See Formal Comment #372 for the argument. Cowan writes: "I support this proposal. I don't support the alternative proposal to just say that any true value reports success and only #f reports failure, for there is usually only one kind of success (0 on Posix and Windows, "" on Plan 9, 2 on VMS) and many kinds of failure."
It is reasonable and convenient to use #t/#f as generic success/failure for portable programs, with (exit) as a shorthand for the "normal" completion (exit #t).

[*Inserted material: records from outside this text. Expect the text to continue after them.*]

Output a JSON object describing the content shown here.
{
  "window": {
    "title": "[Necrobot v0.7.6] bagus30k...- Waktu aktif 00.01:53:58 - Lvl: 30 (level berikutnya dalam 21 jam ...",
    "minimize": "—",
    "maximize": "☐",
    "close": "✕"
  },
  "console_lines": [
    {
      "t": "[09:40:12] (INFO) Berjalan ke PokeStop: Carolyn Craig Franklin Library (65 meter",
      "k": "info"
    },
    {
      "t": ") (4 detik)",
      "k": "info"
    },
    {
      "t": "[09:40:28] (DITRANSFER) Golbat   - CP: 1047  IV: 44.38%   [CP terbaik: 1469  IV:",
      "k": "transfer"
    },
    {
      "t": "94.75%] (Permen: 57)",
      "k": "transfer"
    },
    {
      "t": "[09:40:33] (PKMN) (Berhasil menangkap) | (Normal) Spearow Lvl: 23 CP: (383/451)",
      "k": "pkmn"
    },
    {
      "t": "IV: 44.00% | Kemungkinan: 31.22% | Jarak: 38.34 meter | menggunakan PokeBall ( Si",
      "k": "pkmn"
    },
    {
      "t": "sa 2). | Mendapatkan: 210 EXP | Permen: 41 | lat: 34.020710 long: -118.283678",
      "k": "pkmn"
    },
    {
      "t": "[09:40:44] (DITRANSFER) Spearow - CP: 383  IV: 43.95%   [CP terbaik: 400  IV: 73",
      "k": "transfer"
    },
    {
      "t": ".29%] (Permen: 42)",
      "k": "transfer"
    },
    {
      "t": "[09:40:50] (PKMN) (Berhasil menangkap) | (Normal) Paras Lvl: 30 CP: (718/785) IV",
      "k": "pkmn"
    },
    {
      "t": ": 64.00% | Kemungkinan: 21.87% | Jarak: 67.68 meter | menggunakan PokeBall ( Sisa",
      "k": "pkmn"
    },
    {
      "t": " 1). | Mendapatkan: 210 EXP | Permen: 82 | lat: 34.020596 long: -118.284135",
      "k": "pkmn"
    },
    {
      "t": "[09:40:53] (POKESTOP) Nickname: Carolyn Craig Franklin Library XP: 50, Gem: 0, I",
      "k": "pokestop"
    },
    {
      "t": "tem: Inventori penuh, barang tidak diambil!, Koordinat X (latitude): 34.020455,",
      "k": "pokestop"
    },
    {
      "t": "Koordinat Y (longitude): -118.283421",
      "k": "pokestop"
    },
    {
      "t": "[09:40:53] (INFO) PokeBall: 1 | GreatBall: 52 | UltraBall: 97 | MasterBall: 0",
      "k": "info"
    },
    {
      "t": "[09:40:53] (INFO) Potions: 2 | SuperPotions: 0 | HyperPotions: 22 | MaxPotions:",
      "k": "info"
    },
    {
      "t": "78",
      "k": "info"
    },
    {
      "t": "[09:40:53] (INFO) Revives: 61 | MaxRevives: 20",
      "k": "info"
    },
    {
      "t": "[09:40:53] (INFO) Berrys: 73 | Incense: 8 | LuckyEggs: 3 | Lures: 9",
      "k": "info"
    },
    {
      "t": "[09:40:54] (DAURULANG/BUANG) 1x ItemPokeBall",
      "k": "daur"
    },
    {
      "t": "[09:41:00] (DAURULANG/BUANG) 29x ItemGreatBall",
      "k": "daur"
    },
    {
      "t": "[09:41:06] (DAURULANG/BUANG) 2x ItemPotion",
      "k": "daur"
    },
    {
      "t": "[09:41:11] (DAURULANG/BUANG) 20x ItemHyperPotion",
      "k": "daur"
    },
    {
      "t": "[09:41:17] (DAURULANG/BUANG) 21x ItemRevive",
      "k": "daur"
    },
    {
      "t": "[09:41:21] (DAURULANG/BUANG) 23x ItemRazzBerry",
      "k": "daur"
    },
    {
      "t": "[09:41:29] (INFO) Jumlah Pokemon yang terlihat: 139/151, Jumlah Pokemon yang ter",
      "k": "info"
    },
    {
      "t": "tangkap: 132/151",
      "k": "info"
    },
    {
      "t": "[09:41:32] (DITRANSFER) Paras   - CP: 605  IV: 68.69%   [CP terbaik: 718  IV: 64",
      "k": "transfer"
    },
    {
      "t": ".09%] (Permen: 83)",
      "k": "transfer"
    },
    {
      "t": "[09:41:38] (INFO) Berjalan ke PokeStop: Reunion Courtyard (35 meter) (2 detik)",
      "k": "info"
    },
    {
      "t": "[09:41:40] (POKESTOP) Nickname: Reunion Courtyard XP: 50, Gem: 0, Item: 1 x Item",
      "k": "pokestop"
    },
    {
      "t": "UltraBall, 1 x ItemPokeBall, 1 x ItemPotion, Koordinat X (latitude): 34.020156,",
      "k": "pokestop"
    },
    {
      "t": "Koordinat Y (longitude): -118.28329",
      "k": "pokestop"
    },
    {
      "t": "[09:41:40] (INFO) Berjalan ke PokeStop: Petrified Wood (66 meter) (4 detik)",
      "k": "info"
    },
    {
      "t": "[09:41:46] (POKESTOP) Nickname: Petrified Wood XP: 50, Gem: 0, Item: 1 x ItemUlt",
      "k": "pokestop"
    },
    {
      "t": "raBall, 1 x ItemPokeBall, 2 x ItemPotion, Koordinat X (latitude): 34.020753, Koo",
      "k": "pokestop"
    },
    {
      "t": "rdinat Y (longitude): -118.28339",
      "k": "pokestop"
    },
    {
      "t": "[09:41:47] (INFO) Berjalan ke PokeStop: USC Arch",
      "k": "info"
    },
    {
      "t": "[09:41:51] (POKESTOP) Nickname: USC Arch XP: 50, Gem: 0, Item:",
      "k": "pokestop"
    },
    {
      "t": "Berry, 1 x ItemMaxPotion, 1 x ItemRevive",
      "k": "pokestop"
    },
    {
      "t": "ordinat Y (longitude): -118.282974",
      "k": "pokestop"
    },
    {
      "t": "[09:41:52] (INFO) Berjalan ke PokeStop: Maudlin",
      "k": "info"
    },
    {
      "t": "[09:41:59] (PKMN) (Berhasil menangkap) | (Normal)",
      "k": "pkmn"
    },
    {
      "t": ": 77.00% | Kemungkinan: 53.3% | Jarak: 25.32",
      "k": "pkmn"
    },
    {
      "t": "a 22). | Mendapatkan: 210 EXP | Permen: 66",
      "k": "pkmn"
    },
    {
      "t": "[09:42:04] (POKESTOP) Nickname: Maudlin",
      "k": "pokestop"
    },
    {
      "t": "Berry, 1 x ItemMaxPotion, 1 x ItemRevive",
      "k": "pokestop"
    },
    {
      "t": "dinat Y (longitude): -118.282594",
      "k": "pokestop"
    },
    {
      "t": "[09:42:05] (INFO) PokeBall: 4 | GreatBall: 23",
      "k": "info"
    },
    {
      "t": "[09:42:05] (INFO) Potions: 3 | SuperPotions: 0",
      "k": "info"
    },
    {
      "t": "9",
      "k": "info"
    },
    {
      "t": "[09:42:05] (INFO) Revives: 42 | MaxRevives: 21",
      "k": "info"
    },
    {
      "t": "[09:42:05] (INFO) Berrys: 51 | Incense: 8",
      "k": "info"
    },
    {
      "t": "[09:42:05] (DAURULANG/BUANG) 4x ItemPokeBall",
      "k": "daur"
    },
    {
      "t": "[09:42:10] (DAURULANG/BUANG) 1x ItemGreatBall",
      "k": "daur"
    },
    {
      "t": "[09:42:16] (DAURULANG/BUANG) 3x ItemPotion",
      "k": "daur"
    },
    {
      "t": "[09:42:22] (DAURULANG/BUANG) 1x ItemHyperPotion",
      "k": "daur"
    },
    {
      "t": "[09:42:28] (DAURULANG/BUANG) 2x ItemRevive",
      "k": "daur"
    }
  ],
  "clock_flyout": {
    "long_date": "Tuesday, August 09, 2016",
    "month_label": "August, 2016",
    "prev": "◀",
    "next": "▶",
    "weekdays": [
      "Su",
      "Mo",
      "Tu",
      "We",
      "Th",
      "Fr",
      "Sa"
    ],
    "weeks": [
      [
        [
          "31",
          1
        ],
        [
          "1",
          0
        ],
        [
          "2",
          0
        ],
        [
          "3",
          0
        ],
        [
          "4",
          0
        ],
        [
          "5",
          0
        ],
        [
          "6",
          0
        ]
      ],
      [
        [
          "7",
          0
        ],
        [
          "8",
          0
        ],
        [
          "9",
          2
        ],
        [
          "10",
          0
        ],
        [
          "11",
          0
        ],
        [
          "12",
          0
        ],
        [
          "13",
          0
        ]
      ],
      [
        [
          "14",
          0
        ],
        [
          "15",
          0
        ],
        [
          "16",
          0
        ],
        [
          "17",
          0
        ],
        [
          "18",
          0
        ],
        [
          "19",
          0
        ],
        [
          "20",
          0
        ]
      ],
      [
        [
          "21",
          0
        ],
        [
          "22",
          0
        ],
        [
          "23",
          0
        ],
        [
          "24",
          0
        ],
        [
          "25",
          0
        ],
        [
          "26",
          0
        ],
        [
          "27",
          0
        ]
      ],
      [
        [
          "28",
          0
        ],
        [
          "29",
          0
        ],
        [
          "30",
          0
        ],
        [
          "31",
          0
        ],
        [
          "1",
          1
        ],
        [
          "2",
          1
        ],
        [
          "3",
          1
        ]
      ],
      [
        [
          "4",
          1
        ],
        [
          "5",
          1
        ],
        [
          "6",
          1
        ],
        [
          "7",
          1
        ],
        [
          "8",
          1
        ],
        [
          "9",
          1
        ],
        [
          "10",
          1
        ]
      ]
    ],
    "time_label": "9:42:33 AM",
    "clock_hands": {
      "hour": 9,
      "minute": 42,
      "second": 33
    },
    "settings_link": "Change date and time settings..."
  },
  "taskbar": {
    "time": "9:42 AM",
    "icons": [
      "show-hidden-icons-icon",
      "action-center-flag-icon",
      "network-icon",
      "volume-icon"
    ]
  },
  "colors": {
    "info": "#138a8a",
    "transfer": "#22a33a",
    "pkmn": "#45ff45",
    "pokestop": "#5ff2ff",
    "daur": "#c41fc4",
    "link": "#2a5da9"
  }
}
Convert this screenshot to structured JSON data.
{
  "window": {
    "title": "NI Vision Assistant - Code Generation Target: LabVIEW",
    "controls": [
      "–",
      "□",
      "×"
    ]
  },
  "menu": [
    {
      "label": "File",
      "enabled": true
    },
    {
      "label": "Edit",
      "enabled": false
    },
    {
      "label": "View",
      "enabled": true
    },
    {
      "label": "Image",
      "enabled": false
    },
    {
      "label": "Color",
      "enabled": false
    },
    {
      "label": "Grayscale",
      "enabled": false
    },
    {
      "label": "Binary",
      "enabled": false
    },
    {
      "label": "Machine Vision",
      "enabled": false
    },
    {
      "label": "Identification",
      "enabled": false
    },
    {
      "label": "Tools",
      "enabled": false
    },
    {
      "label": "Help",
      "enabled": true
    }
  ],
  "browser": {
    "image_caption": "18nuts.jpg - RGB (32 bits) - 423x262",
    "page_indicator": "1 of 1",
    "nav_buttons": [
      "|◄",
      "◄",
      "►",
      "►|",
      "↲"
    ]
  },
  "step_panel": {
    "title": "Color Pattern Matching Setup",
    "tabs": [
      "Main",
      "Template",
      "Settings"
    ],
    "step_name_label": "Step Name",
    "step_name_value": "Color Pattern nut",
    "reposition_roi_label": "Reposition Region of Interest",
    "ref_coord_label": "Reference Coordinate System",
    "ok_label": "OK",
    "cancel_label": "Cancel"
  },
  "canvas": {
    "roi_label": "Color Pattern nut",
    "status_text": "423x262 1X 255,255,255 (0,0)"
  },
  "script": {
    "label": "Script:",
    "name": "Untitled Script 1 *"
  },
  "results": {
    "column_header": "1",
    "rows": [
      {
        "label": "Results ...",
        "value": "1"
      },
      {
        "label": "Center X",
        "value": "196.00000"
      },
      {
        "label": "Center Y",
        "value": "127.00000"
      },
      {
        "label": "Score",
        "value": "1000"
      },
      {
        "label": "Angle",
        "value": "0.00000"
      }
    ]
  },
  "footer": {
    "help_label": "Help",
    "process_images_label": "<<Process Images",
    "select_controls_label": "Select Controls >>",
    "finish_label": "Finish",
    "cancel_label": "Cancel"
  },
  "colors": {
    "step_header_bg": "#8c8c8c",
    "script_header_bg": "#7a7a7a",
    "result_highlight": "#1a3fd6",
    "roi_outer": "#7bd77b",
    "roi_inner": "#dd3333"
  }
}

Another reasonable extension is fallback for certain success values that the implementation cannot understand. Specifically, 0 is commonly used for success on Posix systems, and the empty string "" as success on Plan9. We could require that if the implementation does not know how to pass these value types (string or number) to the OS, then it should recognize 0 and "" as true. Any value other than these which cannot be passed to the OS should be treated as a generic error. That way, a program written for Posix that alternatively uses (exit 0) and (exit <n>) will still work as desired on a Plan9 system, only losing details of the type of failure (and likewise for Plan9 programs running on Posix).
In either case, unless someone makes a proposal to the contrary, unknown values should always be treated as generic failure, and never raise an exception or fail to exit (from #374).
Don't add unnecessary OS dependencies.
This procedure provides instant guaranteed process exit without running dynamic-wind thunks. This is a low-level and dangerous procedure.
Vote emergency-exit to add this procedure, or no to leave it out. If you want to write in an alternate name, be sure to include emergency-exit as a secondary option after it.
I think abort is standard for this. It is probably not recommended in production code, but is useful for completeness, for education, and potentially for debugging.
Cowan writes:
"I have reluctantly come to the same conclusion as the R6RS editors: that in a Scheme with libraries, scheme-report-environment and null-environment don't make much sense. They are not in IEEE Scheme or R4RS, so there is no formal barrier to removing them.
"Semantically, scheme-report-environment holds all the identifiers in R5RS, excepting any which the implementation doesn't provide, like make-rectangular if it does not have complex numbers. Null-environment, on the other hand, contains only the syntax keywords with none of the standard procedures: it is not an empty environment. R6RS preserves these procedures only in the R5RS compatibility library, where they expose only R5RS content.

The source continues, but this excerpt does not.